SpaceX pede sigilo sobre operação D2D com tele no Brasil
Companhia informou à FCC que recebeu as autorizações necessárias para iniciar comunicações diretas entre satélites e celulares no País, mas manteve sob confidencialidade a operadora parceira, as frequências e as áreas atendidas.

A SpaceX pediu à Comissão Federal de Comunicações dos Estados Unidos (FCC, na sigla em inglês) tratamento confidencial para informações sobre uma operação de conexão direta entre satélites e celulares no Brasil. O projeto será desenvolvido com uma operadora móvel brasileira, cuja identidade foi retirada da versão pública do documento.
Em comunicação datada de 21 de julho, a companhia afirma que obteve as autorizações necessárias para iniciar as comunicações com dispositivos no Brasil, como noticiado ontem pelo Tele.Síntese. O pedido de confidencialidade apresentado à FCC abrange informações sobre a parceria comercial planejada pela empresa.
A SpaceX solicita que o material permaneça fora do arquivo público por 30 dias. Segundo a companhia, a divulgação neste momento poderia revelar aos concorrentes informações não públicas sobre seus acordos internacionais e prejudicar as tratativas comerciais relacionadas ao projeto.
“Esta informação, que não foi divulgada publicamente em outros fóruns, poderia ser usada para colocar a SpaceX em desvantagem no mercado”, afirma a empresa no pedido, em tradução livre.
Os documentos públicos não classificam a operação como piloto ou teste. Também não indicam se a autorização contempla uma futura oferta comercial. Por esse motivo, ainda não é possível afirmar quando o serviço estará disponível aos consumidores.
Parceira detém as frequências
A SpaceX informou que firmou acordos para acessar o espectro licenciado da operadora parceira. Segundo a companhia, a tele é a única autorizada a utilizar as frequências nas áreas geográficas previstas para a operação.
O nome da operadora, as faixas de radiofrequência, as regiões atendidas e a referência da autorização concedida pela Agência Nacional de Telecomunicações (Anatel) foram ocultados do documento público.
A empresa também declarou à FCC que as frequências previstas estão destinadas ao serviço móvel no Brasil e fazem parte das autorizações norte-americanas da SpaceX para operações de cobertura suplementar por satélite fora dos Estados Unidos.

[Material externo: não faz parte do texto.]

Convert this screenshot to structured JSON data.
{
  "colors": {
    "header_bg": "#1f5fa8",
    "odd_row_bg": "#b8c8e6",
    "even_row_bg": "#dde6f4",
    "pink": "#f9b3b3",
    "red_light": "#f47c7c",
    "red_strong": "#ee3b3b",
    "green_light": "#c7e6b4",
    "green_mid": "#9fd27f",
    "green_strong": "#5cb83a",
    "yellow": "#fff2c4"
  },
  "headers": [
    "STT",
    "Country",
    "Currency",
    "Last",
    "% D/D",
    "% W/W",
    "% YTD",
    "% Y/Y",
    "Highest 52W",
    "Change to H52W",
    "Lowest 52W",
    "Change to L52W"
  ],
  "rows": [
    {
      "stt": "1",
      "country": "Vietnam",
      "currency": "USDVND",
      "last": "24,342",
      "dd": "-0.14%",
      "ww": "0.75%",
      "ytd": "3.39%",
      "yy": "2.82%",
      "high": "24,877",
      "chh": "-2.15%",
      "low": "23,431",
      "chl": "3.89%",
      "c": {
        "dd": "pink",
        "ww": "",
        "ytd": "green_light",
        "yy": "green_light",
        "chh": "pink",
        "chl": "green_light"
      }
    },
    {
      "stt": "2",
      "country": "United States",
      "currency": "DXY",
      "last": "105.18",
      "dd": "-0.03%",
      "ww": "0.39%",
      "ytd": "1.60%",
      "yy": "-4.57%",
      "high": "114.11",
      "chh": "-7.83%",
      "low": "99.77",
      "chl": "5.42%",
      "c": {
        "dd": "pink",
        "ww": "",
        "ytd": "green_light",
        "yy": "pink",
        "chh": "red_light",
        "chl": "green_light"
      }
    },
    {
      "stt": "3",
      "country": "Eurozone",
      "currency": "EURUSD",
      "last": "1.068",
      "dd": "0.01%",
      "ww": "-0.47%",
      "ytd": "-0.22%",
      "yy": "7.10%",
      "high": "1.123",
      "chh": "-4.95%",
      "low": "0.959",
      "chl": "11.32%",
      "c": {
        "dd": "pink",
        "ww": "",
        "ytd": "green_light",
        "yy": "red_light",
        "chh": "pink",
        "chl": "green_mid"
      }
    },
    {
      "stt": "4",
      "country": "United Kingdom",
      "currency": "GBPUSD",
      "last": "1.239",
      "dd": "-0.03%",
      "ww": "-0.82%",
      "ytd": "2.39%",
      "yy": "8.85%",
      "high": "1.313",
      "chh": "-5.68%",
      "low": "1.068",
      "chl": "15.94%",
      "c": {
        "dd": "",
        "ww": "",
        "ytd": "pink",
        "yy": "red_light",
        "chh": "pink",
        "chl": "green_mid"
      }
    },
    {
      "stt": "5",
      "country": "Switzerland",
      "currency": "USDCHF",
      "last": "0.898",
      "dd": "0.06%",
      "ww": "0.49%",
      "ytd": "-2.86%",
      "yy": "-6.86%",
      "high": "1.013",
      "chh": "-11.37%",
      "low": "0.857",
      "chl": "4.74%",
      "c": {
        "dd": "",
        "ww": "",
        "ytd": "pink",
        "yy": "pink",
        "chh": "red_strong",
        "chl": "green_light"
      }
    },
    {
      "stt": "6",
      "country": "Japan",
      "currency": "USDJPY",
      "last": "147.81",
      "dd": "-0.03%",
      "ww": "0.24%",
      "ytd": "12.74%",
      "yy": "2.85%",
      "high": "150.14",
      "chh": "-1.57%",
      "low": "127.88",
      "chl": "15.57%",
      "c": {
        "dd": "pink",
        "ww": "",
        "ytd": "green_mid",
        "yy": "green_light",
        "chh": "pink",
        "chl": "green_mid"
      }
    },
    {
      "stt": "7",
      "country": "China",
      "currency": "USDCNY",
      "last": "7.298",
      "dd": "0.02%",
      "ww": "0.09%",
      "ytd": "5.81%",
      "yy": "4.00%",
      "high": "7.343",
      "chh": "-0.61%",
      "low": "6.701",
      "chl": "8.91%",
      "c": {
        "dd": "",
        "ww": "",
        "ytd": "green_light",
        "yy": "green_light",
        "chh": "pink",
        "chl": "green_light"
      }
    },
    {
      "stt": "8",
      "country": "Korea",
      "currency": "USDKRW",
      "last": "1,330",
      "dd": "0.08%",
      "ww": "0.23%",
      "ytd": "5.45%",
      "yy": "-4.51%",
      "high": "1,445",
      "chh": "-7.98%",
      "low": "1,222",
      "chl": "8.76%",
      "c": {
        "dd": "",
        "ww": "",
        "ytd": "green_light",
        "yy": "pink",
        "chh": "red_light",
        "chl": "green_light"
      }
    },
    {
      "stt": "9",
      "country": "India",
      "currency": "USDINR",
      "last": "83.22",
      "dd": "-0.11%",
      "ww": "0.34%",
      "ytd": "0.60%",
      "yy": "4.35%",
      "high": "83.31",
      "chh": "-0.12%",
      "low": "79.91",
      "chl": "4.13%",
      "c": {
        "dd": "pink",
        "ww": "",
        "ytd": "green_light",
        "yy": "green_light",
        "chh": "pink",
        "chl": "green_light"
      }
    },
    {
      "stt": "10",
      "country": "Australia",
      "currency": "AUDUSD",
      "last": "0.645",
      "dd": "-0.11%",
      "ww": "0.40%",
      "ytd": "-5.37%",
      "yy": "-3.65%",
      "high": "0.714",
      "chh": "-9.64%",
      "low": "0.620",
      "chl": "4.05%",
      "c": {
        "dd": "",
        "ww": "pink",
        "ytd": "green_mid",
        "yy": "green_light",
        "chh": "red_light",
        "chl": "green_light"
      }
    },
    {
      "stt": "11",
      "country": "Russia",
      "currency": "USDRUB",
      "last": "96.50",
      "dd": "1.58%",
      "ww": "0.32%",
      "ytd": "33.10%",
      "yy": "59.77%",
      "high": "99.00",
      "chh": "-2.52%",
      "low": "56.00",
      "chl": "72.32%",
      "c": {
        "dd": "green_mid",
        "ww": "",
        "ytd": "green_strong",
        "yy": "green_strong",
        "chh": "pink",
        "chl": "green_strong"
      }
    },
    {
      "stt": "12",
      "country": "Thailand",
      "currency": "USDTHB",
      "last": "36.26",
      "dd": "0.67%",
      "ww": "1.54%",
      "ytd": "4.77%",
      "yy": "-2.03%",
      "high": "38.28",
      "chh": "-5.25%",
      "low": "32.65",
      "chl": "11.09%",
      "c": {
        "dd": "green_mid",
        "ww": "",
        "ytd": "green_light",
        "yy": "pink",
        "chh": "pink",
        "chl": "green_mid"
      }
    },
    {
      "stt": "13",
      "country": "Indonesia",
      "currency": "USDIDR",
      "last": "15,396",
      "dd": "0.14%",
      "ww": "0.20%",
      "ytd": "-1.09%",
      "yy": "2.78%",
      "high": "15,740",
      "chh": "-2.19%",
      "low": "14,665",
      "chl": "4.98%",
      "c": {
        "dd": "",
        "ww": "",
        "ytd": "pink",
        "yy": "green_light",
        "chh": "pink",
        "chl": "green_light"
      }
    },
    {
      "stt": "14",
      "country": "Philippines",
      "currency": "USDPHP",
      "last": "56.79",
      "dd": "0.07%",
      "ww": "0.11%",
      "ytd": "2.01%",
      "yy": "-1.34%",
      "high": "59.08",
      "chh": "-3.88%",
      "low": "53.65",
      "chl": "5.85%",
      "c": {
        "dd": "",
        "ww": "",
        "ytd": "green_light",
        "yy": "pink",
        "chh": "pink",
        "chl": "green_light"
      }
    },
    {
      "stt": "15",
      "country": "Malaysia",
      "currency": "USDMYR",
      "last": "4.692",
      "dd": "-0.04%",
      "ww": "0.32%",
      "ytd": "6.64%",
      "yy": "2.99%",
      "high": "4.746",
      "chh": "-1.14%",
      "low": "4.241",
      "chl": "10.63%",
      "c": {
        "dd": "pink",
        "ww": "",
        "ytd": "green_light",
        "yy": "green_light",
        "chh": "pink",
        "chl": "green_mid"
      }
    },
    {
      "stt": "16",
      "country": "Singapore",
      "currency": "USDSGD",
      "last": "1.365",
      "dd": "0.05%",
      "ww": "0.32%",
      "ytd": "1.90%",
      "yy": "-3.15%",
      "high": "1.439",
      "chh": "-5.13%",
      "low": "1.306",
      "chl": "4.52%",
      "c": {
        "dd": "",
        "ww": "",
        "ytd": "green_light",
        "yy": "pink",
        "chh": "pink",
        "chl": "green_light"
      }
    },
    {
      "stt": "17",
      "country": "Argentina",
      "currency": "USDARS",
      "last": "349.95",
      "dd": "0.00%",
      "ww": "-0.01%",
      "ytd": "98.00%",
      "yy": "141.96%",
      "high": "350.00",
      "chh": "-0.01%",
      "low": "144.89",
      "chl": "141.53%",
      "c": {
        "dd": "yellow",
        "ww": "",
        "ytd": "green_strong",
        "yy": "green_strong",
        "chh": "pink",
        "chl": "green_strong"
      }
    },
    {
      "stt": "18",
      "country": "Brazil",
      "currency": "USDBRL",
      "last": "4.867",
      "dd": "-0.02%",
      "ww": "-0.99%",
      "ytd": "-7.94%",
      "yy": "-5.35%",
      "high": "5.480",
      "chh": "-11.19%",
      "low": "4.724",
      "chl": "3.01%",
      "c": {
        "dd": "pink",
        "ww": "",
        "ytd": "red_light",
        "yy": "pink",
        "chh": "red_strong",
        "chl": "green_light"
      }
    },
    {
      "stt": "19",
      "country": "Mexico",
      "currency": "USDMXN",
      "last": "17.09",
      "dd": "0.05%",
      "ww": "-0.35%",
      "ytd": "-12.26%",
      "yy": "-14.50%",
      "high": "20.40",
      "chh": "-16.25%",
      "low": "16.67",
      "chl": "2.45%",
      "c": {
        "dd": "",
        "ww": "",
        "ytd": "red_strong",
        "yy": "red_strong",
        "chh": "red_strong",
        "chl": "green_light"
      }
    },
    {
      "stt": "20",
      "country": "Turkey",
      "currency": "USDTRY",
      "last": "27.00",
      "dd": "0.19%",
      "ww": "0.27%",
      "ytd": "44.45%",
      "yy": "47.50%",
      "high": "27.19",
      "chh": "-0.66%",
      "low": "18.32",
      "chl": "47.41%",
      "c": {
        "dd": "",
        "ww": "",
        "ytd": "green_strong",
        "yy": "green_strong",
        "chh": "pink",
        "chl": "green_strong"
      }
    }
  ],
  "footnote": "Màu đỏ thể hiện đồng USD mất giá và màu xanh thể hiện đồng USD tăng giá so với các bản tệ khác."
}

A tecnologia, chamada pela FCC de Supplemental Coverage from Space (SCS), permite que satélites se comuniquem diretamente com aparelhos celulares compatíveis usando o espectro licenciado de uma operadora móvel. A solução é voltada principalmente à ampliação da cobertura em áreas não atendidas pelas redes terrestres.
Controle de interferências
A SpaceX e a operadora brasileira afirmam ter analisado possíveis interferências em faixas adjacentes e em regiões de fronteira. A companhia certificou que a operação será realizada sem direito à proteção contra interferências e sem causar prejuízos a outros sistemas.
A empresa também informou que forneceu à parceira e à Anatel um contato disponível 24 horas por dia para interromper as transmissões caso seja identificada alguma interferência prejudicial.
Ainda conforme o documento, a SpaceX adotará imediatamente as medidas necessárias para eliminar eventuais interferências. A operadora parceira também forneceu seus contatos à autoridade reguladora brasileira.
O pedido de confidencialidade sustenta que as informações são compartilhadas apenas com funcionários, contratados, parceiros comerciais e reguladores submetidos a compromissos de não divulgação. A SpaceX prevê que, depois do prazo de 30 dias, os dados deixarão de ser comercialmente sensíveis.